A luta pela conquista do espaço público prosseguiu durante muitos anos. Aproveitando a distração do homem, a mulher calcorreou os corredores do poder numa sociedade, afirmou-se, tornou-se temida. Cinco anos mais tarde do primeiro caso, novamente o Supremo Tribunal foi chamado a intervir num processo (075098) no qual uma mulher tomou as rédeas do assunto. Uma mulher foi condenada por ter "dirigido repetidamente" ao marido as seguintes as expressões: "Filho da puta, não tens potência, vou-te pôr os cornos." "Por mais baixa que seja a educação do casal, por mais embotada que seja a sua sensibilidade, não é possível considerar não terem aquelas palavras grave carga injuriosa", concluíram os doutos e sábios juízes conselheiros, considerando que a conduta da mulher comprometeu "seriamente a possibilidade de vida em comum".
Isto do girl power começa logo na adolescência/juventude. Não fosse a confissão de uma rapariga de 16 anos, a pena pelo crime de injúrias poderia ser mais elevada. Tudo porque, certo dia, dirigindo--se a um agente da PSP, disse "em tom alto e de modo a ser ouvida pelos circunstantes": "Tu tens é uns grandes cornos." Tendo em conta que a arguida ganhava, segundo o acórdão do processo 9840806 do Tribunal da Relação do Porto, 800 contos (4000 euros), os juízes consideraram que a pena a que tinha sido condenada em primeira instância (50 dias de multa à taxa de sete contos), até pecou por defeito. No fundo, a irreverência tem um preço.
E aquele cliché do homem protetor da mulher, que se for preciso até anda à porrada? Esqueçam, não é bem assim. Condenada em primeira instância, processo 213/14.8PBBJA, por um crime de injúria e absolvida de um de ameaça, uma mulher recorreu para o Tribunal da Relação de Évora, que em 2016 a absolveu do crime de ameaça agravada, mantendo a condenação por injúria.
Vejamos os factos: a 16 de maio de 2014, "Maria" seguia no carro do seu companheiro. Na Rua Dr. Manuel Marques da Costa, em Beja, foram intercetados por dois agentes da PSP, que "iniciaram a fiscalização do veículo". A dada altura, "sem que nada o fizesse prever", a mulher saiu do carro e disparou: "Se multares o meu marido tiro o sapato e dou-te com ele nos cornos."
Advertida por um polícia que o seu comportamento lhe poderia valer a detenção e uma acusação de desobediência, "Maria" não ficou impressionado com o conhecimento do polícia e continuou: "És um cabrão, paneleiro, filho da puta, és uma merda pequenina, não tens idade para me prender, se me prenderes dou-te com uma pedra nos cornos."

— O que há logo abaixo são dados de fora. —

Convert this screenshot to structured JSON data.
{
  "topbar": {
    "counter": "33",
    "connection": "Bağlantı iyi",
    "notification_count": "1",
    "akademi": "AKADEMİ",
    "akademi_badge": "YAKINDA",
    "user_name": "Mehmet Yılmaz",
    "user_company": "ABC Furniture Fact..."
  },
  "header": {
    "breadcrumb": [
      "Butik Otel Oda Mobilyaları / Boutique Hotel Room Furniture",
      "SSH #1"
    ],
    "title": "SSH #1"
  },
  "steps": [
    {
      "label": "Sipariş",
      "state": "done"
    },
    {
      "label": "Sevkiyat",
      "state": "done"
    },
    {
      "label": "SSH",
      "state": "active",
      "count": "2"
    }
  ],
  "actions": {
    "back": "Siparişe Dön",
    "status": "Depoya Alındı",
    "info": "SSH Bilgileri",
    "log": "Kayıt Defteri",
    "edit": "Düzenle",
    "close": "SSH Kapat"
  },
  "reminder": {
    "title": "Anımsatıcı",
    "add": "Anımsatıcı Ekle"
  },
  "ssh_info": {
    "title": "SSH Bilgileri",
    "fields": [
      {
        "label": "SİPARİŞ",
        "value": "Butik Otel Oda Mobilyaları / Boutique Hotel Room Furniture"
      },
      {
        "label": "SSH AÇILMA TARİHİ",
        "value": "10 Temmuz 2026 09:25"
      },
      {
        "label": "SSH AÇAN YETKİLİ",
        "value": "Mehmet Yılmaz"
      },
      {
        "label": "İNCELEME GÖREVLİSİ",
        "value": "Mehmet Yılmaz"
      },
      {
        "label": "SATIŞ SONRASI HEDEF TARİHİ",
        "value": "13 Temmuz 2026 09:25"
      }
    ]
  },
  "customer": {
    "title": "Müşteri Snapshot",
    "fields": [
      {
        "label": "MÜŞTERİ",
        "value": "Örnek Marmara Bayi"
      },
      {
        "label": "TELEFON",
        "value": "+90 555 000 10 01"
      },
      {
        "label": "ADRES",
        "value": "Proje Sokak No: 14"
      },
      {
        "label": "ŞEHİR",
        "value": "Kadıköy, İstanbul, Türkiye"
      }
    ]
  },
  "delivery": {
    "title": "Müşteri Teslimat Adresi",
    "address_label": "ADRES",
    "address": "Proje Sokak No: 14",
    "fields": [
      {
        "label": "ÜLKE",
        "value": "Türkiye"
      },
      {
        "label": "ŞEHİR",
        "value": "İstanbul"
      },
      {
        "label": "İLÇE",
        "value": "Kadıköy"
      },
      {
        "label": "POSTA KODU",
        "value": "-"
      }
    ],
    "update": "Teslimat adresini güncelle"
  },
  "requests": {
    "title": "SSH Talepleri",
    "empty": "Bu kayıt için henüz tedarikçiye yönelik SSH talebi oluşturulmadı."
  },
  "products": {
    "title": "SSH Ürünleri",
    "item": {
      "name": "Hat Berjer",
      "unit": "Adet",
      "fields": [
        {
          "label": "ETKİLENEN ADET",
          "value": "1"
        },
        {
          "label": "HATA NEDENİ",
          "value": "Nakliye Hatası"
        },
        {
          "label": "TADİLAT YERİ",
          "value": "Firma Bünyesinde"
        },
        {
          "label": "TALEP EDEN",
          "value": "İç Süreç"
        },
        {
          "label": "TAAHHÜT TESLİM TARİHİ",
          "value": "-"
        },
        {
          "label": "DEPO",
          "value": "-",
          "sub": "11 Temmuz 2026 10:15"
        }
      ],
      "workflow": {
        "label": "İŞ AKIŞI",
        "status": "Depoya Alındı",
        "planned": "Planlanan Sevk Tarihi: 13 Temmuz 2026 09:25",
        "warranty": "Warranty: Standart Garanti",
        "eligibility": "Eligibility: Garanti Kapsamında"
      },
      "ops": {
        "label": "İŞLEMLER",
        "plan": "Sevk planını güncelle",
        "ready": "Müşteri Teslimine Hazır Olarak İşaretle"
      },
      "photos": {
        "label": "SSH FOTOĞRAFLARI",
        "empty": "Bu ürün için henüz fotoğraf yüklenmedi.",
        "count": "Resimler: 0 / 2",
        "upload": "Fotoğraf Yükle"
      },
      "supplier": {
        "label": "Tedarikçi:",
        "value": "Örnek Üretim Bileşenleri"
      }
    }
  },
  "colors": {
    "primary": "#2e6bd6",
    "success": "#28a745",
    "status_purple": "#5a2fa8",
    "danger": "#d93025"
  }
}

Detida e posteriormente condenada apenas por injúria, o Ministério Público recorreu, defendendo a condenação por ameaça agravada. Sem sucesso, porque os juízes desembargadores Carlos Berguete e João de Sousa não viram nas palavras da arguida um mal real futuro, já que não vislumbraram que "Maria" concretizasse o que disse aos polícias. Ou será que os desembargadores tiveram medo de se cruzar com a mulher?